Parsing IMDB with BeautifulSoup

I've stripped the following code from IMDB's mobile site using BeautifulSoup, with Python 2.7.
I want to create a separate object for the episode number '1', title 'Winter is Coming', and IMDB score '8.9'. Can't seem to figure out how to split apart the episode number and the title.
<a class="btn-full" href="/title/tt1480055?ref_=m_ttep_ep_ep1">
<span class="text-large">
1.
<strong>
Winter Is Coming
</strong>
</span>
<br/>
<span class="mobile-sprite tiny-star">
</span>
<strong>
8.9
</strong>
17 Apr. 2011
</a>

You can use find to locate the span with the class text-large to the specific element you need.

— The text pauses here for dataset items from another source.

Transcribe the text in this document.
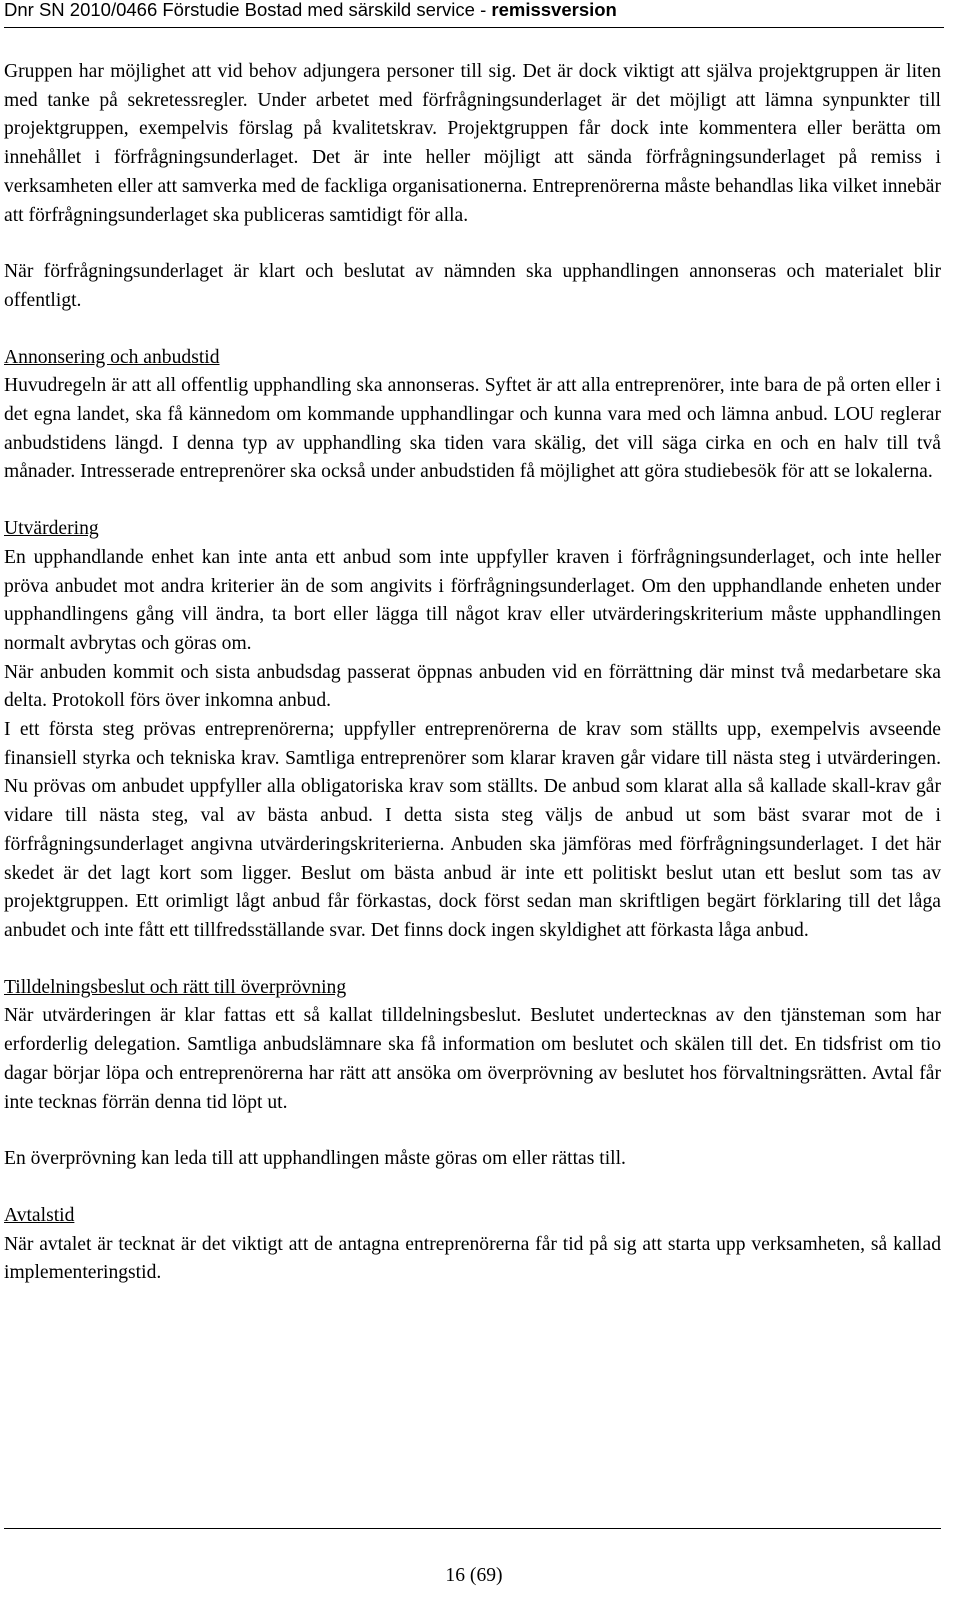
Dnr SN 2010/0466 Förstudie Bostad med särskild service - remissversion

Gruppen har möjlighet att vid behov adjungera personer till sig. Det är dock viktigt att själva projektgruppen är liten med tanke på sekretessregler. Under arbetet med förfrågningsunderlaget är det möjligt att lämna synpunkter till projektgruppen, exempelvis förslag på kvalitetskrav. Projektgruppen får dock inte kommentera eller berätta om innehållet i förfrågningsunderlaget. Det är inte heller möjligt att sända förfrågningsunderlaget på remiss i verksamheten eller att samverka med de fackliga organisationerna. Entreprenörerna måste behandlas lika vilket innebär att förfrågningsunderlaget ska publiceras samtidigt för alla.

När förfrågningsunderlaget är klart och beslutat av nämnden ska upphandlingen annonseras och materialet blir offentligt.

Annonsering och anbudstid

Huvudregeln är att all offentlig upphandling ska annonseras. Syftet är att alla entreprenörer, inte bara de på orten eller i det egna landet, ska få kännedom om kommande upphandlingar och kunna vara med och lämna anbud. LOU reglerar anbudstidens längd. I denna typ av upphandling ska tiden vara skälig, det vill säga cirka en och en halv till två månader. Intresserade entreprenörer ska också under anbudstiden få möjlighet att göra studiebesök för att se lokalerna.

Utvärdering

En upphandlande enhet kan inte anta ett anbud som inte uppfyller kraven i förfrågningsunderlaget, och inte heller pröva anbudet mot andra kriterier än de som angivits i förfrågningsunderlaget. Om den upphandlande enheten under upphandlingens gång vill ändra, ta bort eller lägga till något krav eller utvärderingskriterium måste upphandlingen normalt avbrytas och göras om.

När anbuden kommit och sista anbudsdag passerat öppnas anbuden vid en förrättning där minst två medarbetare ska delta. Protokoll förs över inkomna anbud.

I ett första steg prövas entreprenörerna; uppfyller entreprenörerna de krav som ställts upp, exempelvis avseende finansiell styrka och tekniska krav. Samtliga entreprenörer som klarar kraven går vidare till nästa steg i utvärderingen. Nu prövas om anbudet uppfyller alla obligatoriska krav som ställts. De anbud som klarat alla så kallade skall-krav går vidare till nästa steg, val av bästa anbud. I detta sista steg väljs de anbud ut som bäst svarar mot de i förfrågningsunderlaget angivna utvärderingskriterierna. Anbuden ska jämföras med förfrågningsunderlaget. I det här skedet är det lagt kort som ligger. Beslut om bästa anbud är inte ett politiskt beslut utan ett beslut som tas av projektgruppen. Ett orimligt lågt anbud får förkastas, dock först sedan man skriftligen begärt förklaring till det låga anbudet och inte fått ett tillfredsställande svar. Det finns dock ingen skyldighet att förkasta låga anbud.

Tilldelningsbeslut och rätt till överprövning

När utvärderingen är klar fattas ett så kallat tilldelningsbeslut. Beslutet undertecknas av den tjänsteman som har erforderlig delegation. Samtliga anbudslämnare ska få information om beslutet och skälen till det. En tidsfrist om tio dagar börjar löpa och entreprenörerna har rätt att ansöka om överprövning av beslutet hos förvaltningsrätten. Avtal får inte tecknas förrän denna tid löpt ut.

En överprövning kan leda till att upphandlingen måste göras om eller rättas till.

Avtalstid

När avtalet är tecknat är det viktigt att de antagna entreprenörerna får tid på sig att starta upp verksamheten, så kallad implementeringstid.

16 (69)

Once you have your desired span, you can use next to grab the next line, containing the episode number and find to locate the strong containing the title
html = """
<a class="btn-full" href="/title/tt1480055?ref_=m_ttep_ep_ep1">
<span class="text-large">
1.
<strong>
Winter Is Coming
</strong>
</span>
<br/>
<span class="mobile-sprite tiny-star">
</span>
<strong>
8.9
</strong>
17 Apr. 2011
</a>
"""
from bs4 import BeautifulSoup
soup = BeautifulSoup(html)
span = soup.find('span', attrs={'text-large'})

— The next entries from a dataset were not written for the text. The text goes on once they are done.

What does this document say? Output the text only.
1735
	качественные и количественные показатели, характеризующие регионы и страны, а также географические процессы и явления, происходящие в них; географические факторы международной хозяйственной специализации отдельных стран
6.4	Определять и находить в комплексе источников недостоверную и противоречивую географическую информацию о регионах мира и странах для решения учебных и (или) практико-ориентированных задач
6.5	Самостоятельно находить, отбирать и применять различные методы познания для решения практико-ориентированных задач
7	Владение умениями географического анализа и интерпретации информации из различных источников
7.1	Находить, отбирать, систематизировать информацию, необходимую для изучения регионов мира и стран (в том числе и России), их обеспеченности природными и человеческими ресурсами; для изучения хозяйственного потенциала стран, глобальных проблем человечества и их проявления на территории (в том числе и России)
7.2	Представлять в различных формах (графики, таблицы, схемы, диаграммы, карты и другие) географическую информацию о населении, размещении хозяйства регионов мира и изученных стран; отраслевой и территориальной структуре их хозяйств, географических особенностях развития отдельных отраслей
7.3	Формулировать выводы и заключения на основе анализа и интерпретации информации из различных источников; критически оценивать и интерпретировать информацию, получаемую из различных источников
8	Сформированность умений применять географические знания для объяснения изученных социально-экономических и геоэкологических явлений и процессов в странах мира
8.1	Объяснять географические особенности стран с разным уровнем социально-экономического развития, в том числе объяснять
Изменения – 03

ep = str(span.next).strip()
title = str(span.find('strong').text).strip()
print ep
print title
> 1.
> Winter Is Coming

Once you have each a class="btn-full", you can use the span classes to get the tags you want, the strong tag is a child of the span with the text-large class so you just need to call .strong.text on the Tag, for the span with the css class mobile-sprite tiny-star, you need to find the next strong tag as it is a sibling of the span not a child:
h = """<a class="btn-full" href="/title/tt1480055?ref_=m_ttep_ep_ep1">
<span class="text-large">
1.
<strong>
Winter Is Coming
</strong>
</span>
<br/>
<span class="mobile-sprite tiny-star">
</span>
<strong>
8.9
</strong>
17 Apr. 2011
</a>
"""
from bs4 import BeautifulSoup
soup = BeautifulSoup(h)
title = soup.select_one("span.text-large").strong.text.strip()

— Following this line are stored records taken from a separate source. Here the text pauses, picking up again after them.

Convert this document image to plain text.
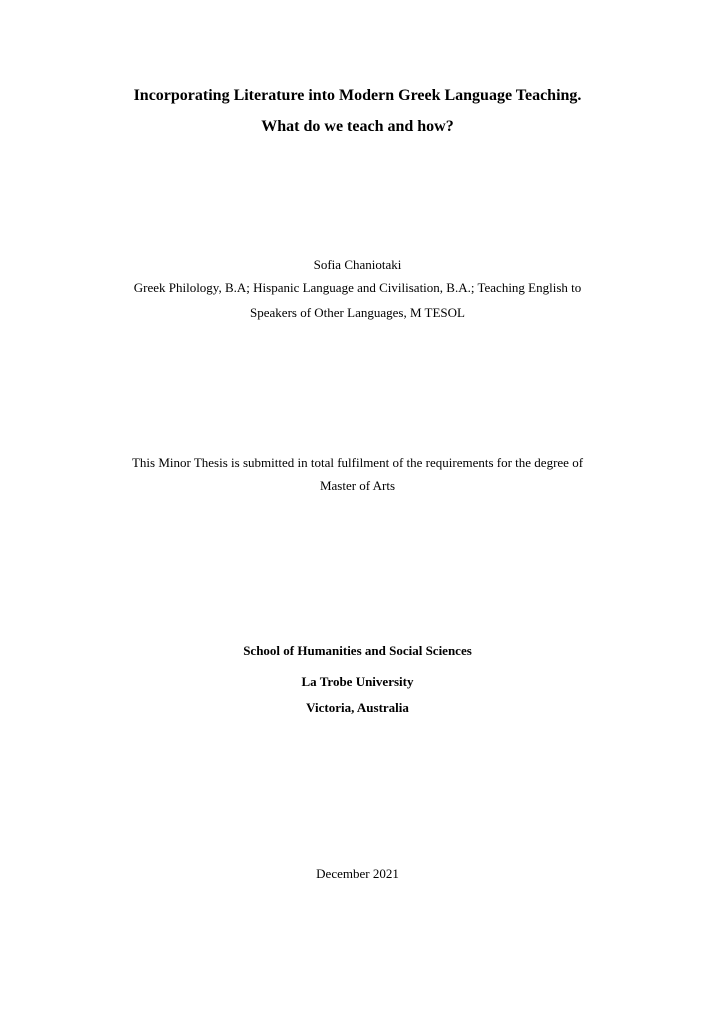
Incorporating Literature into Modern Greek Language Teaching.
What do we teach and how?
Sofia Chaniotaki
Greek Philology, B.A; Hispanic Language and Civilisation, B.A.; Teaching English to
Speakers of Other Languages, M TESOL
This Minor Thesis is submitted in total fulfilment of the requirements for the degree of
Master of Arts
School of Humanities and Social Sciences
La Trobe University
Victoria, Australia
December 2021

score = soup.select_one("span.mobile-sprite.tiny-star").find_next("strong").text.strip()
print(title, score)
Which gives you:
(u'Winter Is Coming', u'8.9')
If you really want to get the episode the simplest way is to split the text once:
soup = BeautifulSoup(h)
ep, title = soup.select_one("span.text-large").text.split(None, 1)
score = soup.select_one("span.mobile-sprite.tiny-star").find_next("strong").text.strip()
print(ep, title.strip(), score)
Which will give you:
(u'1.', u'Winter Is Coming', u'8.9')

Using url html scraping with reguest and regular expression search.
import os, sys, requests
frame = ('http://www.imdb.com/title/tt1480055?ref_=m_ttep_ep_ep1')
f = requests.get(frame)
helpme = f.text
import re
result = re.findall('itemprop="name" class="">(.*?) ', helpme)
result2 = re.findall('"ratingCount">(.*?)</span>', helpme)
result3 = re.findall('"ratingValue">(.*?)</span>', helpme)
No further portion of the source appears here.